ParseNoun entry point

fredrik · October 17, 2021, 7:35pm

According to DM4:

ParseNoun(obj)

To do the job of parsing the name property (if parse_name hasn’t done it already). This takes one argument, the object in question, and returns a value as if it were a parse_name routine.

Routine returns The number of words matched, or 0 if there is no match, or −1 to decline to make a decision and give the job back to the parser. Note that if −1 is returned, the word number variable wn must be left set to the first word the parser should look at — probably the same value it had when ParseNoun was called, but not necessarily.

I’m reading the specification and looking at the code that calls ParseNoun (line 4544 in parser.h in library v6.12.5), and I can’t get my head around how it’s supposed to work and how it might be put to use in a game.

The way I read the specification, it seems wn can have any value if I return 0 or a positive number, just as in parse_name. I don’t find that to be the case though. And I’ve tried to write an example which consumes a word (increases wn by 1) and returns -1, but I find that the parser gets all confused after this.

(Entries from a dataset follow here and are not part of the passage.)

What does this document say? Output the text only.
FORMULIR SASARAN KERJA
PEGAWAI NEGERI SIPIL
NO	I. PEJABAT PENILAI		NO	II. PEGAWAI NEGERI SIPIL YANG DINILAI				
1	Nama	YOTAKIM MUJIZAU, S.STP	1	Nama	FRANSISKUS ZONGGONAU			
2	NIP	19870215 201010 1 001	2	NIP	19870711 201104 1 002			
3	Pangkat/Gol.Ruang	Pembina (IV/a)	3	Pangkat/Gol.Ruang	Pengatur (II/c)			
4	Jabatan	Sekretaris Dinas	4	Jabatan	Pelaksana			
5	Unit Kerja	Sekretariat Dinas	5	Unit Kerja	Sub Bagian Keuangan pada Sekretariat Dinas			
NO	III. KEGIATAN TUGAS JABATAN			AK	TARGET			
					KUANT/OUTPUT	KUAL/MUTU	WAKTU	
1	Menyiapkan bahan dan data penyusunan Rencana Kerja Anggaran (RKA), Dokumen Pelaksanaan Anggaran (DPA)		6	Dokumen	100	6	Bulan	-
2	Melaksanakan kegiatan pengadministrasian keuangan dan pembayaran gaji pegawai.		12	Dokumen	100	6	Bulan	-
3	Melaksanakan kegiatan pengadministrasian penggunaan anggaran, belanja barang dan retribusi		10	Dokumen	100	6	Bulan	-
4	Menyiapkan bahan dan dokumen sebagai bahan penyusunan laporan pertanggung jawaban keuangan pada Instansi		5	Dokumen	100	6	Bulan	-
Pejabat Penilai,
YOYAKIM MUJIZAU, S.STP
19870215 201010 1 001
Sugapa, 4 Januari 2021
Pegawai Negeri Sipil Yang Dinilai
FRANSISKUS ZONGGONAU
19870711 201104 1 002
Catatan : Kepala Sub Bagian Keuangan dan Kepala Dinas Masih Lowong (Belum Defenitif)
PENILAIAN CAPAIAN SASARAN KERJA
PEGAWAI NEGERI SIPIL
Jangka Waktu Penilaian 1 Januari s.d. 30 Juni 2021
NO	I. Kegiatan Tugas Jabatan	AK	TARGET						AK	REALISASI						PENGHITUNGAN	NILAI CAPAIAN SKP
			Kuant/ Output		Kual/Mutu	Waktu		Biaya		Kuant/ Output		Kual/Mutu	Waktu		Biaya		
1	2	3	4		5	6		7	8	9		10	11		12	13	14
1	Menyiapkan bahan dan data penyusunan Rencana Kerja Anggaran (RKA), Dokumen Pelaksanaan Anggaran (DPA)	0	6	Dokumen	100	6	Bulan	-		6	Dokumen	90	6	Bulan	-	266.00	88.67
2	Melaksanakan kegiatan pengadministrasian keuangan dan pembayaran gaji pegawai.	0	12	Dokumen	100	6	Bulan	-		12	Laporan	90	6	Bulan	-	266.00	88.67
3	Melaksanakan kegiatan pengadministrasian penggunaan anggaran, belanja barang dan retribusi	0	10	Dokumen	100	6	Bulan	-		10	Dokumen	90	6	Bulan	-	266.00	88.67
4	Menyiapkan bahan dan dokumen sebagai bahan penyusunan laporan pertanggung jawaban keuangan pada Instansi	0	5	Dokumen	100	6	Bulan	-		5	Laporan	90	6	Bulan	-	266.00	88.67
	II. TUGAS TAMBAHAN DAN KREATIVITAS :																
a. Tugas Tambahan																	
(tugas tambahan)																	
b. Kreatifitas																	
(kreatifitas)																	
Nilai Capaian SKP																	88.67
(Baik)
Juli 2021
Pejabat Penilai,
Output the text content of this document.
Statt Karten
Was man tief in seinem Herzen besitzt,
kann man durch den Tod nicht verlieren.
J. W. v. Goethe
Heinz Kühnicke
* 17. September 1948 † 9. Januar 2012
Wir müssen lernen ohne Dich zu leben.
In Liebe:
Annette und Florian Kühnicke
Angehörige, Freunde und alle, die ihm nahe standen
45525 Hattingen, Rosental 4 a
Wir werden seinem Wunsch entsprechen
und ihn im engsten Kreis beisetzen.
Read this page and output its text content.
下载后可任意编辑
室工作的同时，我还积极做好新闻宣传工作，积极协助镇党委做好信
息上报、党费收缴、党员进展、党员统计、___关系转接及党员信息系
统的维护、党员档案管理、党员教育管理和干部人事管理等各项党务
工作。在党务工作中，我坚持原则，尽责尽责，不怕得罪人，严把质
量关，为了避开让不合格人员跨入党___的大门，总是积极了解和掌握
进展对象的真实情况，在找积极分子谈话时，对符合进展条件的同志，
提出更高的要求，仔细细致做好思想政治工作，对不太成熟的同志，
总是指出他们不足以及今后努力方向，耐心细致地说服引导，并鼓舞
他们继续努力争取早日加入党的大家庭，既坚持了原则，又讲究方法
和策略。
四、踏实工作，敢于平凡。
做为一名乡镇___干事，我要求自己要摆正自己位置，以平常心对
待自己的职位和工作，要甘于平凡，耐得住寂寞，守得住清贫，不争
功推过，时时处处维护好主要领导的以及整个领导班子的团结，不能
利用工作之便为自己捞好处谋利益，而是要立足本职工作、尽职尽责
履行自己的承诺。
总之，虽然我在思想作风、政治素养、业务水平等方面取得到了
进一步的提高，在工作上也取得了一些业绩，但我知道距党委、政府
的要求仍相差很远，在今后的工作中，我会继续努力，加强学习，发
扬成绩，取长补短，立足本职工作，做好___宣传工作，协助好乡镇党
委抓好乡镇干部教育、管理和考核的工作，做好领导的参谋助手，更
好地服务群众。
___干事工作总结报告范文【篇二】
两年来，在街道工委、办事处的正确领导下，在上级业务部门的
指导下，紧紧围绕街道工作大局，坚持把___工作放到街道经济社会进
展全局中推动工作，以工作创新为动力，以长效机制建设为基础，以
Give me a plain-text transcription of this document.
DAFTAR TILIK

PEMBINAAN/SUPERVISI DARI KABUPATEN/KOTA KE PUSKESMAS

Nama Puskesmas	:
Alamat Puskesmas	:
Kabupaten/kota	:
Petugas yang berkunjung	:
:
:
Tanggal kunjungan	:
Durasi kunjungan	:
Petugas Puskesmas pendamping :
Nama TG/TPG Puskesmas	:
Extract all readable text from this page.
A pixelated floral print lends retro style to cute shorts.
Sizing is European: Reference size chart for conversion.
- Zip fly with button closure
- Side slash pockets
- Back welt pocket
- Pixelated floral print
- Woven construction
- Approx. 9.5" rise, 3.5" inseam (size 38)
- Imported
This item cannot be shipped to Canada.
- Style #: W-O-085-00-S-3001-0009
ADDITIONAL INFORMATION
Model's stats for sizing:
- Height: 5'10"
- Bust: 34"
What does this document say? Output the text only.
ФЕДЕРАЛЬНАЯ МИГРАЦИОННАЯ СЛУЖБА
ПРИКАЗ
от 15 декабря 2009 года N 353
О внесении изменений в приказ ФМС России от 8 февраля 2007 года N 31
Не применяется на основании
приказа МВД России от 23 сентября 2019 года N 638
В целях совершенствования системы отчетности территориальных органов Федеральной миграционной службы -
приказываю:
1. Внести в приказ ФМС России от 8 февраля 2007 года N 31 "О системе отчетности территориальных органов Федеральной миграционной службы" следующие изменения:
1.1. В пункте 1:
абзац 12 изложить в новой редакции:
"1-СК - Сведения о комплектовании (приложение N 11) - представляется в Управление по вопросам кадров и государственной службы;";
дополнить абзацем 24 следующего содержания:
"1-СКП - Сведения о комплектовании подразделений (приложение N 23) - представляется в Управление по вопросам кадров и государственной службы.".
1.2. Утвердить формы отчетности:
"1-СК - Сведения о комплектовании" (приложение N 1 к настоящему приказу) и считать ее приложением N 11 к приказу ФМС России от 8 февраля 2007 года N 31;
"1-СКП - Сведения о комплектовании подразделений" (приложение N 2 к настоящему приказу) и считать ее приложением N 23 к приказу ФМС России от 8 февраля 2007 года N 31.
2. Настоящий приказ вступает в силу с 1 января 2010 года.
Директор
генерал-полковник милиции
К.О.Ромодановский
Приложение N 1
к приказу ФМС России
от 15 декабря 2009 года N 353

Can anyone enlighten me? Can anyone provide a real-world example of a ParseNoun routine that returns -1 and increases wn?

otistdog · October 18, 2021, 7:49am

Contrary to the description in DM4, I don’t think that ParseNoun() is free to leave wn in an arbitrary place. It seems to be allowed for parse_name() only because wn is saved before the call and restored if the return result is negative. This appears to have been true even for StdLib 6/9.

With the following changes (note: tested vs StdLib 6/11, not 6.12.5 but they seem substantially similar), I think it can be made to work closer to the way that it is described in DM4:

...
#Ifdef DEBUG;
if (threshold >= 0 && parser_trace >= 5) print "    ParseNoun returned ", threshold, "^";
#Endif; ! DEBUG
! MODIFIED - don't arbitrarily increase wn when ParseNoun() returns -1
if (threshold > 0) { k = threshold; wn = j + k; jump MMbyPN; } ! MODIFIED - force wn to match claimed consumption
if (threshold == 0 || Refers(obj,wn) == 0) { ! MODIFIED - check wn instead of wn-1
  .NoWordsMatch;
    if (indef_mode ~= 0) {
        k = 0; parser_action = NULL; wn = j; ! MODIFIED - restore wn to pre-ParseNoun() state
        jump MMbyPN;
...
if (threshold < 0) {
    threshold = wn - j; ! MODIFIED - set threshold to reflect any words consumed by ParseNoun()
    w = NextWord(); ! MODIFIED (order) - ensure w contains actual first word of noun phrase if ParseNoun() moved wn
    dict_flags_of_noun = (w->#dict_par1) & $$01110100;
    while (Refers(obj, wn-1)) {
...

With that in place, it becomes possible to use it productively by leaving wn where you want it and returning -1. I worked up an example to parse the word 'your' as a possessive pronoun based on an owner property for objects, for use when talking to an NPC.

fredrik · October 22, 2021, 12:05pm

I have filed an issue for this.

DavidG · January 9, 2022, 7:00am

What is the likelihood of trouble with existing code if I put these changes into the Standard Library?

fredrik · January 9, 2022, 9:46am

When you say this makes it work closer to the way it is described in DM4, what does that mean? Do you know something that still doesn’t work according to the specification after this change?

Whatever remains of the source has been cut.